Once you have created these four files, you need the make the final one executable.

    chmod +x /usr/local/sbin/pan

Now you will need to install a script that handles some communication with the Bluetooth system.

    wget https://raw.githubusercontent.com/mk-fg/fgtk/master/bt-pan -O /usr/local/sbin/bt-pan
    chmod +x /usr/local/sbin/bt-pan


Now we are on the home stretch.  The last thing is making it all start up when the Pi boots.  First we will start the Bluetooth PAN service.

    systemctl enable pan.service

Next we need to tell it to listen for incoming connections.  Before we do this, we need to find out the MAC address of the Bluetooth adapter of the client machine (in my case, my Windows laptop).  In Windows 10, you can find this by opening the Properties of the Bluetooth adapter in the Device Manager.  One of the tabs will list the address of the device.  For other operating systems, you should be able to consult Google to find instructions for finding the MAC address of your Bluetooth adapter.
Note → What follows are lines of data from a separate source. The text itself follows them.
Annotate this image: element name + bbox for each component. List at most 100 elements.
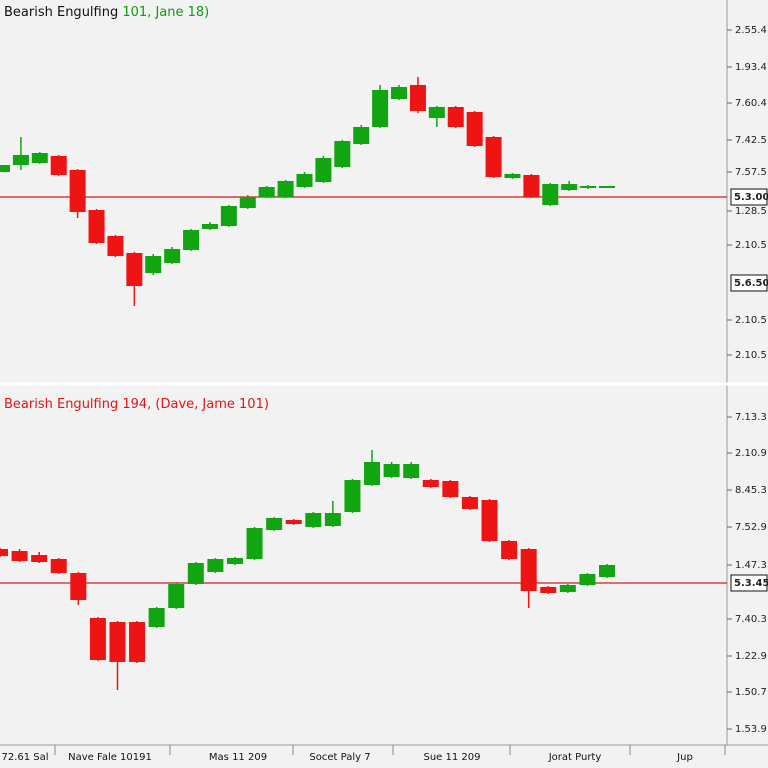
y-tick-label: 7.60.4 (735, 98, 767, 109)
candle-body (364, 462, 381, 485)
y-tick-label: 8.45.3 (735, 485, 767, 496)
chart-title: Bearish Engulfing 194, (Dave, Jame 101) (4, 397, 269, 412)
candle-body (559, 585, 576, 592)
y-tick-label: 1.22.9 (735, 651, 767, 662)
candle-body (266, 518, 283, 530)
candle-body (107, 236, 124, 256)
candle-body (305, 513, 322, 527)
x-tick-label: Socet Paly 7 (309, 752, 370, 763)
candle-body (324, 513, 341, 526)
candle-body (485, 137, 502, 177)
price-label: 5.3.45 (734, 578, 768, 589)
price-box (730, 274, 768, 292)
y-tick-label: 1.93.4 (735, 62, 767, 73)
candle-body (126, 253, 143, 286)
candle-body (70, 573, 87, 600)
candle-body (523, 175, 540, 197)
x-tick-label: 72.61 Sal (1, 752, 48, 763)
candle-body (383, 464, 400, 477)
candle-body (277, 181, 294, 197)
candle-body (50, 559, 67, 573)
y-tick-label: 2.10.9 (735, 448, 767, 459)
candle-body (201, 224, 218, 229)
candle-body (239, 197, 256, 208)
candle-body (187, 563, 204, 584)
candle-body (579, 574, 596, 585)
candle-body (89, 618, 106, 660)
candle-body (520, 549, 537, 591)
candle-body (129, 622, 146, 662)
candle-body (246, 528, 263, 559)
candle-body (353, 127, 370, 144)
candle-body (372, 90, 389, 127)
price-label: 5.6.50 (734, 278, 768, 289)
candle-body (31, 555, 48, 562)
y-tick-label: 7.40.3 (735, 614, 767, 625)
candle-body (11, 551, 28, 561)
y-tick-label: 1.28.5 (735, 206, 767, 217)
price-box (730, 574, 768, 592)
price-box (730, 188, 768, 206)
candle-body (220, 206, 237, 226)
x-tick-label: Mas 11 209 (209, 752, 267, 763)
candle-body (315, 158, 332, 182)
candle-body (403, 464, 420, 478)
candle-body (148, 608, 165, 627)
x-tick-label: Nave Fale 10191 (68, 752, 152, 763)
y-tick-label: 1.50.7 (735, 687, 767, 698)
candle-body (0, 549, 8, 556)
y-tick-label: 7.57.5 (735, 167, 767, 178)
candle-body (428, 107, 445, 118)
candle-body (561, 184, 578, 190)
y-tick-label: 2.10.5 (735, 350, 767, 361)
candle-body (344, 480, 361, 512)
y-tick-label: 2.10.5 (735, 315, 767, 326)
title-text: Bearish Engulfing 194, (Dave, Jame 101) (4, 397, 269, 412)
candle-body (481, 500, 498, 541)
title-suffix: 101, Jane 18) (122, 5, 209, 20)
candle-body (296, 174, 313, 187)
candle-body (461, 497, 478, 509)
candle-body (409, 85, 426, 111)
candle-body (164, 249, 181, 263)
candle-body (599, 565, 615, 577)
candle-body (31, 153, 48, 163)
candle-body (599, 186, 615, 188)
candle-body (504, 174, 521, 178)
y-tick-label: 2.10.5 (735, 240, 767, 251)
candle-body (580, 186, 597, 188)
y-tick-label: 7.42.5 (735, 135, 767, 146)
candle-body (447, 107, 464, 127)
y-tick-label: 2.55.4 (735, 25, 767, 36)
candle-body (391, 87, 408, 99)
price-label: 5.3.00 (734, 192, 768, 203)
candle-body (422, 480, 439, 487)
candle-body (285, 520, 302, 524)
candle-body (542, 184, 559, 205)
y-tick-label: 1.53.9 (735, 724, 767, 735)
candle-body (50, 156, 67, 175)
x-tick-label: Jup (676, 752, 693, 763)
candle-body (334, 141, 351, 167)
y-tick-label: 1.47.3 (735, 560, 767, 571)
candle-body (207, 559, 224, 572)
candle-body (109, 622, 126, 662)
candle-body (226, 558, 243, 564)
candle-body (12, 155, 29, 165)
candle-body (88, 210, 105, 243)
title-text: Bearish Engulfing (4, 5, 118, 20)
x-tick-label: Sue 11 209 (423, 752, 480, 763)
y-tick-label: 7.52.9 (735, 522, 767, 533)
candle-body (183, 230, 200, 250)
chart-title: Bearish Engulfing 101, Jane 18) (4, 5, 209, 20)
candle-body (501, 541, 518, 559)
candle-body (442, 481, 459, 497)
candle-body (168, 584, 185, 608)
candle-body (258, 187, 275, 197)
y-tick-label: 7.13.3 (735, 412, 767, 423)
candle-body (466, 112, 483, 146)
candle-body (0, 165, 10, 172)
candle-body (145, 256, 162, 273)
x-tick-label: Jorat Purty (548, 752, 602, 763)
Once you know the device address, you can continue.

    crontab -e

The first time you run this, it will ask what editor you want to use.  Pick the one you are most comfortable with.  At the end of the file, add the following line:

    @reboot echo -e 'power on\ndiscoverable on\nagent on\ntrust 00:00:00:00:00:00\nquit' | bluetoothctl

Replace the colon separated zeros with the address of your client Bluetooth adapter.  This will tell the Pi that it should allow connections from that device.  Without the correct address here, the Pi will reject connections over Bluetooth.  If you need more than one device to be able to connect, you should be able to add additional trust lines to this string, with the Bluetooth adapter MAC addresses for those devices.  (Each should start with \n, followed by trust, a space, and then a MAC address.)  Save the file to the default location and exit the editor.

Lastly, if you have not already enabled SSH on the Pi, you will need to do that.  Run raspi-config.  Choose option 5, Interfacing Options, and then pick SSH, which is P2 in that menu.  Enable it, then close the configuration program. 

Now, reboot the Pi!  (I run init 6, but there is also a reboot program you can run from the command line.)


From here, you will need to look up how to log into a PAN for the operating system on your client computer.  In Windows 10, you right click the Bluetooth icon in the system menu, add a Bluetooth device, and connect to your Raspberry Pi.  Once connected, you can right click the icon again, click Join a Personal Area Network, right click on the icon for the Pi in the window that opens, then click Access Point in the Connect Using menu.  The default IP address for the Pi seems to be 10.0.0.1, though I am looking into changing this, as it is commonly used in business networks and may make it difficult to connect to the Pi while on some wireless networks.

I have found that this is sometimes a bit unreliable.  I do not claim to be an expert on Bluetooth, and I am still learning, but I believe the Pi may reject the trust command if it cannot detect the device when it boots.  If you have issues, make sure the client computer is running before turning on the Pi, and make sure the Pi is reasonably close when it boots (Bluetooth has a very short range).  This will ensure that the Pi can detect the client computer when it runs the trust line, hopefully consistently allowing you to log into the PAN and SSH into the Pi.


I'll update this as I learn more.  There are still some challenges that I want to see if I can overcome to make things work more consistently and smoothly.  Some of this seems kind of hacky, but there is not enough information available on using Bluez5 to do this, so it is all I have right now.